Virginia family upset over razing of historic home

NEWPORT NEWS, Va. (AP) – Straw covers the ground of what used to the 1899-built homestead of a Newport News family with historic connections to when Africans first arrived in America in the 1600s.

A wrecking ball took down the dilapidated home in late July.

The Tuckers are related to William Tucker, reportedly the first African born in America in 1624, in Jamestown. They have formed the 1624 William Tucker Society, and a cemetery in Hampton reportedly contains the remains of the original Tucker.

Family members say they are unhappy with the city for demolishing the historic home, which they had planned to turn into a museum.

“We wanted it to be similar to the Newsome House (museum),” said Bill Harper, related through marriage to the Tuckers.

Harper said they were working on getting the house designated as a state and national historic landmark. “This was going to be the beginning of a new renaissance.”

The home was razed about 18 months after the city first notified the family that they had to fix the house or have it be demolished, city records show.

“You would think they would have held back on the demolition,” said Brenda Tucker, who grew up in Newport News but now lives in Baltimore.

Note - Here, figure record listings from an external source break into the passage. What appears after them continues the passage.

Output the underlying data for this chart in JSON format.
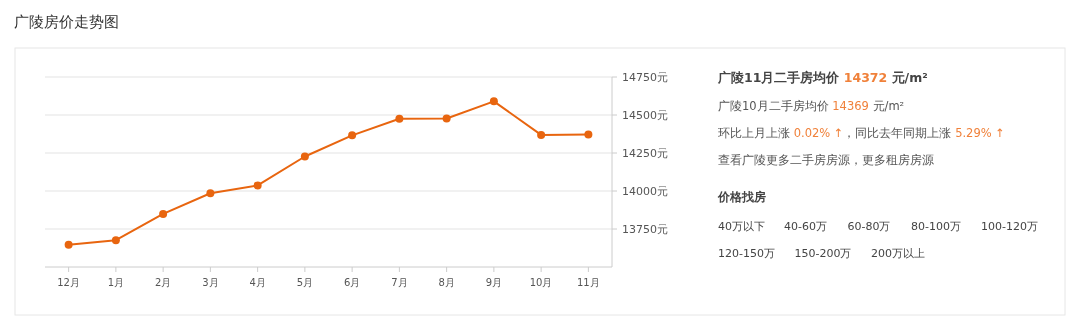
{
  "chart_data": [
    {
      "type": "line",
      "title": "广陵房价走势图",
      "categories": [
        "12月",
        "1月",
        "2月",
        "3月",
        "4月",
        "5月",
        "6月",
        "7月",
        "8月",
        "9月",
        "10月",
        "11月"
      ],
      "series": [
        {
          "color": "#e8650f",
          "values": [
            13646,
            13676,
            13849,
            13985,
            14037,
            14227,
            14366,
            14475,
            14477,
            14590,
            14369,
            14372
          ]
        }
      ],
      "ylim": [
        13500,
        14750
      ],
      "yticks": [
        {
          "value": 13750,
          "label": "13750元"
        },
        {
          "value": 14000,
          "label": "14000元"
        },
        {
          "value": 14250,
          "label": "14250元"
        },
        {
          "value": 14500,
          "label": "14500元"
        },
        {
          "value": 14750,
          "label": "14750元"
        }
      ],
      "grid": "y",
      "marker": "circle",
      "line_style": "solid"
    },
    {
      "type": "other",
      "title": "广陵11月二手房均价 14372 元/m²",
      "annotations": [
        "广陵10月二手房均价 14369 元/m²",
        "环比上月上涨 0.02% ↑，同比去年同期上涨 5.29% ↑",
        "查看广陵更多二手房房源，更多租房房源",
        "价格找房",
        "40万以下",
        "40-60万",
        "60-80万",
        "80-100万",
        "100-120万",
        "120-150万",
        "150-200万",
        "200万以上"
      ]
    }
  ]
}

Tucker said she is the granddaughter of the late William and Mary Tucker, owners of the 1899 home, and a direct descendant of the Tucker born in 1624.

Brenda Tucker wrote several letters to the city, noting the historic value of the home, requesting more time to figure out the cost of restoring the building and moving forward with the museum plans.

Tucker and Harper said they were told verbally by Harold Roach, the city’s codes compliance director, that they had until September to repair the home. So they were surprised to see the house was demolished.

But Roach said he never told the family that they had an extension, and there’s no record at City Hall indicating that the city granted an extension to the family, according to an examination of the file by the Daily Press.

Roach said the house needed to be taken down so that it wouldn’t be a safety hazard to neighbors.

“They didn’t step up and do what they needed to do to make the property sound,” Roach said.

Harper said it was boarded up and the property was landscaped.

“We did everything the city asked us to do,” Harper said.

David Harlow, senior codes compliance inspector for Newport News, said the home was in “terrible” shape and it would have been “cost prohibitive” to attempt to rebuild. He said that the back half of the house was in danger of collapsing.

Tavain Tucker, a Norfolk architect who is also a descendant of William Tucker, said the home was “save-able.”

Mayor McKinley Price said up until recently, he hadn’t heard about the historic value of the home. While the house is gone now, Price said maybe the city could work with the family to erect an historic marker.

Brenda Tucker, who often visited her grandparents at the house, said that they still have plans for the property. Perhaps a replica could be built, she said, and it still could become a museum. Next door to the razed home was the Tucker family convenience store, also a landmark in the Southeast Community, she said.

She said much of the history of the original William Tucker is unknown, but his parents, Anthony and Isabella, were taken from Angola, perhaps as slaves or indentured servants onto a Spanish ship. She said they may have been intercepted by English pirates before ending up in Jamestown.

Whether William Tucker was a free black man, an indentured servant or a slave is also a point of debate.

Brenda Tucker, who has researched family history, said she believes he was an indentured servant, but from a practical standpoint it may have been not much different than being a slave.

Katrina Carter, also a Tucker descendant, said she has done some research and believes that the Tuckers could have been Spanish Moors, who were Muslim Africans who ruled Spain in the Middle Ages.

Emmanuel Sheafe, a family friend, said something should be done so that people can remember and learn about the history.

“This is not an African-American tragedy,” Sheafe said, referring to the house being razed. “This is an American tragedy. This is part of the story of America.”